Eutanásia: as instituições a funcionar
O tema da eutanásia é disruptivo, complexo e polémico. Mexe com a vida e a morte, o que remete para as convicções mais profundas das pessoas, frequentemente para além do racional e tangível. Não é, por isso, de estranhar que o processo legislativo da sua legalização se arraste durante décadas, o que aconteceu em Portugal, tal como no passado na Espanha ou nos Países Baixos, para mencionar dois casos europeus.
A aprovação do diploma final que regula a morte medicamente assistida, na última sexta-feira, foi o corolário de uma maratona de 28 anos, que teve quatro textos, dois vetos e duas declarações de inconstitucionalidade. Apesar da sensibilidade do tema e de os grandes partidos democráticos terem determinado a liberdade de voto, a votação não deixou margem para dúvidas: 129 votos a favor e 81 votos contra.
Apesar das entorses de que a nossa democracia vai sofrendo, como referi na minha última crónica a respeito da contaminação que adultera algumas comissões parlamentares de inquérito, a lei da eutanásia reflete o bom funcionamento das instituições. É um caso exemplar do exercício da democracia e da observação da separação e interdependência estabelecidas na Constituição para os órgãos de soberania, neste caso a Assembleia da República, o Presidente da República e o Tribunal Constitucional.
No Parlamento, não surpreenderam os discursos inflamados de sexta-feira. Cada um dos deputados valorizava, como lhe competia, a sua visão, na certeza de que o diploma seria reconfirmado. A linha dos que defenderam a lei reafirmou a crença na concessão da liberdade individual na hora de escolher a forma de morrer, no quadro de uma condição de extremo sofrimento. Do lado dos que contrariaram a lei, os argumentos variaram entre os que exigiam uma consulta direta aos portugueses, através de referendo, e os que entendem que a alternativa à facilitação da morte é a criação de condições para um final de vida mais digno.

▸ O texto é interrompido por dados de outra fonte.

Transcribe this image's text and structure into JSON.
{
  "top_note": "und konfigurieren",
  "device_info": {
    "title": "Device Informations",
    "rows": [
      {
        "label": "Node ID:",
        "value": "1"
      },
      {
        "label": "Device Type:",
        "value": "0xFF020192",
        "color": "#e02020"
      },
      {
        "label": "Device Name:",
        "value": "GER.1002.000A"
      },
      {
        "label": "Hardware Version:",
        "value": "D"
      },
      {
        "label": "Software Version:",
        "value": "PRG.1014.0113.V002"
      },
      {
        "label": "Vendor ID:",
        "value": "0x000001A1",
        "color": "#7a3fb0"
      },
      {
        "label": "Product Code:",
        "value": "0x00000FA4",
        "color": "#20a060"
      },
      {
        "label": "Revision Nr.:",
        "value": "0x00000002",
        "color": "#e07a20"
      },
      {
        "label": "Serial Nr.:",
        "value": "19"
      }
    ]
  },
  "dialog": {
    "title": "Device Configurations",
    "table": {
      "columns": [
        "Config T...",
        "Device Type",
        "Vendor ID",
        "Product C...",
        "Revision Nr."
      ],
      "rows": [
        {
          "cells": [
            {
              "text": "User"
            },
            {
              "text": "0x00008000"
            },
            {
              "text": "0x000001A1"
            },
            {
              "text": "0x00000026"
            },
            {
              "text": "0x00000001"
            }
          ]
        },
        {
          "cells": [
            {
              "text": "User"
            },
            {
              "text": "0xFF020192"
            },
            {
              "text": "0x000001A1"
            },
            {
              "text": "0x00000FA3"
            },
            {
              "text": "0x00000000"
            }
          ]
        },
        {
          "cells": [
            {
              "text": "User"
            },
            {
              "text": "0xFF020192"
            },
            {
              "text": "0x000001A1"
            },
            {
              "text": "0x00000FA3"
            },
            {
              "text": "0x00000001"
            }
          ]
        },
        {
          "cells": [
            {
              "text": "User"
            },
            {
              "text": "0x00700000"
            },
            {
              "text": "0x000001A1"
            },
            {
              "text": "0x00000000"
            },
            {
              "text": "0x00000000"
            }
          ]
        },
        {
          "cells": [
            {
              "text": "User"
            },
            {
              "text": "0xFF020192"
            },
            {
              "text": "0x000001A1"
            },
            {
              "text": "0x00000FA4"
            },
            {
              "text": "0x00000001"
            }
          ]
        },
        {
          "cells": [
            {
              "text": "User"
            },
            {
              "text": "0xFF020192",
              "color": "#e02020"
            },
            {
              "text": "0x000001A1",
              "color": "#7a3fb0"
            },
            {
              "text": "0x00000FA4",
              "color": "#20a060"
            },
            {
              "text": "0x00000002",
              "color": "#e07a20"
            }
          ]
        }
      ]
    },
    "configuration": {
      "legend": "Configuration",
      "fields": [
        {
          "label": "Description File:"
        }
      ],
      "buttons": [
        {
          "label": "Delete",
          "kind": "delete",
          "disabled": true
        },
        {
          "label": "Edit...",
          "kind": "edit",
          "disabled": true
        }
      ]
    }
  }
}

O órgão legislativo funcionou, tomando, em devido momento, nota das sugestões, propostas e decisões do Presidente da República e do Tribunal Constitucional. A confirmação do texto, depois do último veto presidencial, não configura qualquer conflito institucional, devendo antes ser olhada com a normalidade de uma democracia a funcionar em pleno.
Marcelo Rebelo de Sousa esteve sempre bem neste processo. Fez saber da sua opinião sobre o tema, exerceu o seu poder de solicitar a fiscalização preventiva de constitucionalidade e exerceu igualmente o poder de veto. Estas são as válvulas de escape previstas na Constituição e estão lá para ser usadas. Agora que o Parlamento reconfirmou o texto da lei e que o Presidente esgotou a sua capacidade de veto, veio a terreiro dizer o que se espera dele: jurou cumprir todos os artigos da Constituição, pelo que promulgará o diploma.
O PSD, por sua vez, fez saber que um conjunto dos seus deputados solicitará a fiscalização sucessiva da constitucionalidade. Por muito que isso desagrade aos defensores da lei, este é um direito que lhes assiste e que tem de ser olhado com normalidade. É assim o funcionamento da democracia. Esteve duplamente bem Luís Montenegro, porque terá também vedado o pedido ao Chega, que procurou de imediato empoleirar-se na iniciativa do PSD, no seu habitual registo oportunista. O comportamento do clube Ventura neste processo tem sido, como já nos habituou, a nódoa negra parlamentar, pois é longo o chorrilho de manobras dilatórias. E, como o jogo democrático não é o seu, já prometeu que vai continuar.